Stories of people picking up stakes to places like Halifax or Ottawa, where they can buy a house, regularly surface in the news.

“If we can’t make people care [about each other], we will never solve the issues of drug addiction, homelessness.”
So, are all those factors symptoms of a greater feeling of disconnection?

“That’s the million dollar question,” says Kemeny. “I’ve heard lots of different answers. People tell us it’s only gotten worse. Others say there’s a lot of things to feel good about. People write love letters to Vancouver saying they’re leaving and talking about the sense of disconnection. They love it here but they’re disconnected.”

Community gardens and yoga in the park help, but they alone aren’t enough to combat a creeping sense of isolation in Vancouver.

Reimer’s theory as to why so many residents feel disconnected goes beyond real estate. In a city where most people come from elsewhere, she’s noticed the common thread is a lack of unconditional love, the kind people receive only from family and lifelong friends. Without that support, it’s scary to reach out to others, she says. In an urban environment, Reimer believes the perception is people think they know each other because everyone lives in close proximity. But because they don’t have close personal relationships with their neighbours, the result is a disengaged population.

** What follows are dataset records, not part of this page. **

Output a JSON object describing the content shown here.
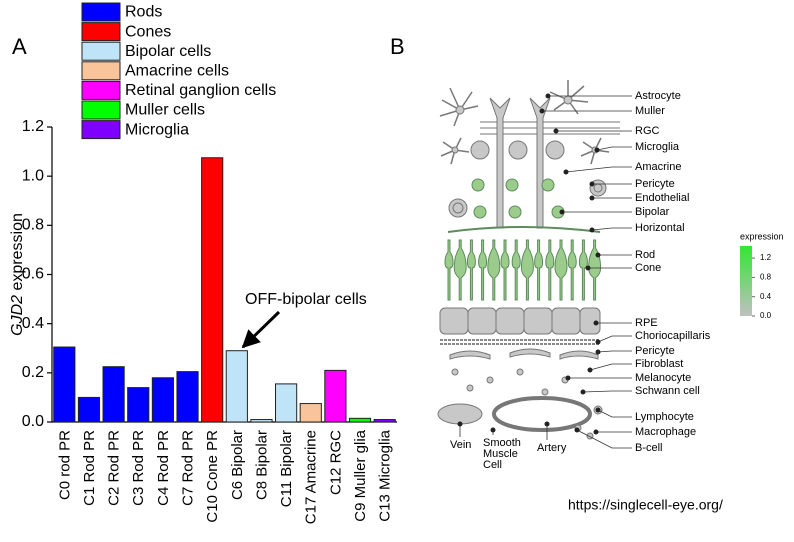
{
  "panel_labels": [
    "A",
    "B"
  ],
  "chart_data": {
    "type": "bar",
    "ylabel_italic": "GJD2",
    "ylabel": "expression",
    "categories": [
      "C0 rod PR",
      "C1 Rod PR",
      "C2 Rod PR",
      "C3 Rod PR",
      "C4 Rod PR",
      "C7 Rod PR",
      "C10 Cone PR",
      "C6 Bipolar",
      "C8 Bipolar",
      "C11 Bipolar",
      "C17 Amacrine",
      "C12 RGC",
      "C9 Muller glia",
      "C13 Microglia"
    ],
    "series": [
      {
        "name": "Rods",
        "color": "#0000ff",
        "values": [
          0.305,
          0.1,
          0.225,
          0.14,
          0.18,
          0.205,
          null,
          null,
          null,
          null,
          null,
          null,
          null,
          null
        ]
      },
      {
        "name": "Cones",
        "color": "#ff0000",
        "values": [
          null,
          null,
          null,
          null,
          null,
          null,
          1.075,
          null,
          null,
          null,
          null,
          null,
          null,
          null
        ]
      },
      {
        "name": "Bipolar cells",
        "color": "#bfe3f7",
        "values": [
          null,
          null,
          null,
          null,
          null,
          null,
          null,
          0.29,
          0.01,
          0.155,
          null,
          null,
          null,
          null
        ]
      },
      {
        "name": "Amacrine cells",
        "color": "#f9c49a",
        "values": [
          null,
          null,
          null,
          null,
          null,
          null,
          null,
          null,
          null,
          null,
          0.075,
          null,
          null,
          null
        ]
      },
      {
        "name": "Retinal ganglion cells",
        "color": "#ff00ff",
        "values": [
          null,
          null,
          null,
          null,
          null,
          null,
          null,
          null,
          null,
          null,
          null,
          0.21,
          null,
          null
        ]
      },
      {
        "name": "Muller cells",
        "color": "#00ff00",
        "values": [
          null,
          null,
          null,
          null,
          null,
          null,
          null,
          null,
          null,
          null,
          null,
          null,
          0.015,
          null
        ]
      },
      {
        "name": "Microglia",
        "color": "#8000ff",
        "values": [
          null,
          null,
          null,
          null,
          null,
          null,
          null,
          null,
          null,
          null,
          null,
          null,
          null,
          0.01
        ]
      }
    ],
    "ylim": [
      0,
      1.2
    ],
    "yticks": [
      {
        "value": 0,
        "label": "0.0"
      },
      0.2,
      0.4,
      0.6,
      0.8,
      {
        "value": 1,
        "label": "1.0"
      },
      1.2
    ],
    "annotation": "OFF-bipolar cells"
  },
  "diagram": {
    "labels": [
      "Astrocyte",
      "Muller",
      "RGC",
      "Microglia",
      "Amacrine",
      "Pericyte",
      "Endothelial",
      "Bipolar",
      "Horizontal",
      "Rod",
      "Cone",
      "RPE",
      "Choriocapillaris",
      "Pericyte",
      "Fibroblast",
      "Melanocyte",
      "Schwann cell",
      "Lymphocyte",
      "Macrophage",
      "B-cell"
    ],
    "vessel_labels": [
      "Vein",
      [
        "Smooth",
        "Muscle",
        "Cell"
      ],
      "Artery"
    ],
    "colorbar": {
      "title": "expression",
      "lim": [
        0,
        1.45
      ],
      "ticks": [
        {
          "value": 0,
          "label": "0.0"
        },
        0.4,
        0.8,
        1.2
      ]
    }
  },
  "source": "https://singlecell-eye.org/"
}
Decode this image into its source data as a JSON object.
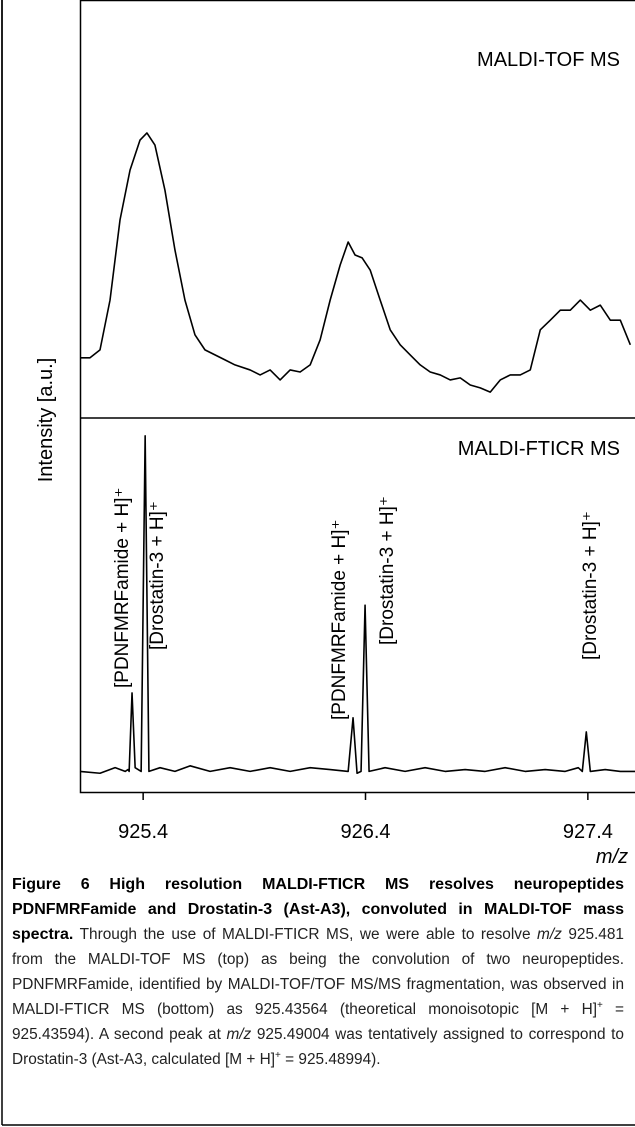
{
  "chart_data": [
    {
      "type": "line",
      "title": "MALDI-TOF MS",
      "ylabel": "Intensity [a.u.]",
      "xlim": [
        925.116,
        927.612
      ],
      "ylim": [
        0,
        100
      ],
      "color": "#000000",
      "x": [
        925.116,
        925.161,
        925.206,
        925.251,
        925.296,
        925.341,
        925.386,
        925.417,
        925.453,
        925.498,
        925.543,
        925.588,
        925.633,
        925.678,
        925.723,
        925.768,
        925.813,
        925.881,
        925.926,
        925.971,
        926.016,
        926.061,
        926.106,
        926.151,
        926.196,
        926.241,
        926.286,
        926.322,
        926.353,
        926.385,
        926.421,
        926.466,
        926.511,
        926.556,
        926.601,
        926.646,
        926.691,
        926.736,
        926.781,
        926.826,
        926.871,
        926.916,
        926.961,
        927.006,
        927.051,
        927.096,
        927.141,
        927.186,
        927.231,
        927.276,
        927.321,
        927.366,
        927.411,
        927.456,
        927.501,
        927.546,
        927.591
      ],
      "values": [
        14.4,
        14.4,
        16.3,
        28.2,
        47.4,
        59.3,
        66.5,
        68.2,
        65.3,
        54.5,
        40.2,
        28.2,
        19.9,
        16.3,
        15.1,
        13.9,
        12.7,
        11.5,
        10.3,
        11.5,
        9.1,
        11.5,
        11.0,
        12.7,
        18.7,
        28.2,
        36.6,
        42.1,
        39.0,
        38.3,
        35.4,
        28.2,
        21.1,
        17.5,
        15.1,
        12.7,
        11.0,
        10.3,
        9.1,
        9.6,
        7.9,
        7.2,
        6.2,
        9.1,
        10.3,
        10.3,
        11.5,
        21.1,
        23.4,
        25.8,
        25.8,
        28.2,
        25.8,
        27.0,
        23.4,
        23.4,
        17.5
      ]
    },
    {
      "type": "line",
      "title": "MALDI-FTICR MS",
      "xlabel": "m/z",
      "xlim": [
        925.116,
        927.612
      ],
      "ylim": [
        0,
        100
      ],
      "color": "#000000",
      "xticks": [
        925.4,
        926.4,
        927.4
      ],
      "x": [
        925.116,
        925.206,
        925.274,
        925.319,
        925.332,
        925.337,
        925.35,
        925.364,
        925.391,
        925.409,
        925.426,
        925.476,
        925.543,
        925.611,
        925.701,
        925.791,
        925.881,
        925.971,
        926.061,
        926.151,
        926.241,
        926.322,
        926.344,
        926.362,
        926.38,
        926.398,
        926.416,
        926.488,
        926.578,
        926.668,
        926.758,
        926.848,
        926.938,
        927.028,
        927.118,
        927.208,
        927.298,
        927.357,
        927.375,
        927.393,
        927.411,
        927.478,
        927.546,
        927.612
      ],
      "values": [
        5,
        4.5,
        6,
        5,
        5.5,
        5,
        26.1,
        6,
        5,
        95.2,
        5,
        6,
        5,
        6.5,
        5,
        6,
        5,
        6,
        5,
        6,
        5.5,
        5,
        19.4,
        4.5,
        5,
        49.7,
        5,
        6,
        5,
        6,
        5,
        5.5,
        5,
        6,
        5,
        5.5,
        5,
        6,
        5,
        15.6,
        5,
        5.5,
        5,
        5
      ],
      "annotations": [
        "[PDNFMRFamide + H]⁺",
        "[Drostatin-3 + H]⁺",
        "[PDNFMRFamide + H]⁺",
        "[Drostatin-3 + H]⁺",
        "[Drostatin-3 + H]⁺"
      ]
    }
  ],
  "caption": {
    "label": "Figure 6",
    "title": "High resolution MALDI-FTICR MS resolves neuropeptides PDNFMRFamide and Drostatin-3 (Ast-A3), convoluted in MALDI-TOF mass spectra.",
    "body": [
      "Through the use of MALDI-FTICR MS, we were able to resolve ",
      {
        "text": "m/z",
        "style": "italic"
      },
      " 925.481 from the MALDI-TOF MS (top) as being the convolution of two neuropeptides. PDNFMRFamide, identified by MALDI-TOF/TOF MS/MS fragmentation, was observed in MALDI-FTICR MS (bottom) as 925.43564 (theoretical monoisotopic [M + H]",
      {
        "text": "+",
        "style": "sup"
      },
      " = 925.43594). A second peak at ",
      {
        "text": "m/z",
        "style": "italic"
      },
      " 925.49004 was tentatively assigned to correspond to Drostatin-3 (Ast-A3, calculated [M + H]",
      {
        "text": "+",
        "style": "sup"
      },
      " = 925.48994)."
    ]
  }
}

That poses a problem for the city, says Reimer. Vancouver can promote itself as a place of truth and reconciliation all it wants, yet racism will continue to exist when people don’t talk to each other, she says. And in extreme weather such as snow storms and flooding, the city can plow roads and clear drains, but it’s up to neighbours to check in on each other and offer help to those in need.

Searching for the Silver Bullet

On a planning level, Reimer says the city can ease social isolation by approving more two- or three-bedroom apartments and fewer bachelor and one-bedroom suites, but floor plans alone won’t solve social disconnection. Nor will community gardens or neighbourhood yoga sessions, Kemeny says.

It’s unclear at this point what exactly will, but she hopes the updated survey will uncover more of the complex factors that influence respondents’ sense of connection to the city—including the impact technology has had on our lives since 2011.

Kemeny suspects the rise of smartphones is playing a big role, recalling a recent interaction that illustrates just how much the way we interact—or don’t—with the people around us has changed in that short span of time. She recently had a conversation with a stranger on the bus, an exceedingly rare occurrence these days, when another passenger noticed she was carrying wrapping paper and asked her about a print she had just purchased.

“We had this lovely conversation and it actually made me feel connected to someone to have this interaction. Plugging in to our phones takes away those opportunities to have superficial but meaningful interaction we used to have on the streets,” she says. “We want to know if plugging in has made it easier for more people to plug out.”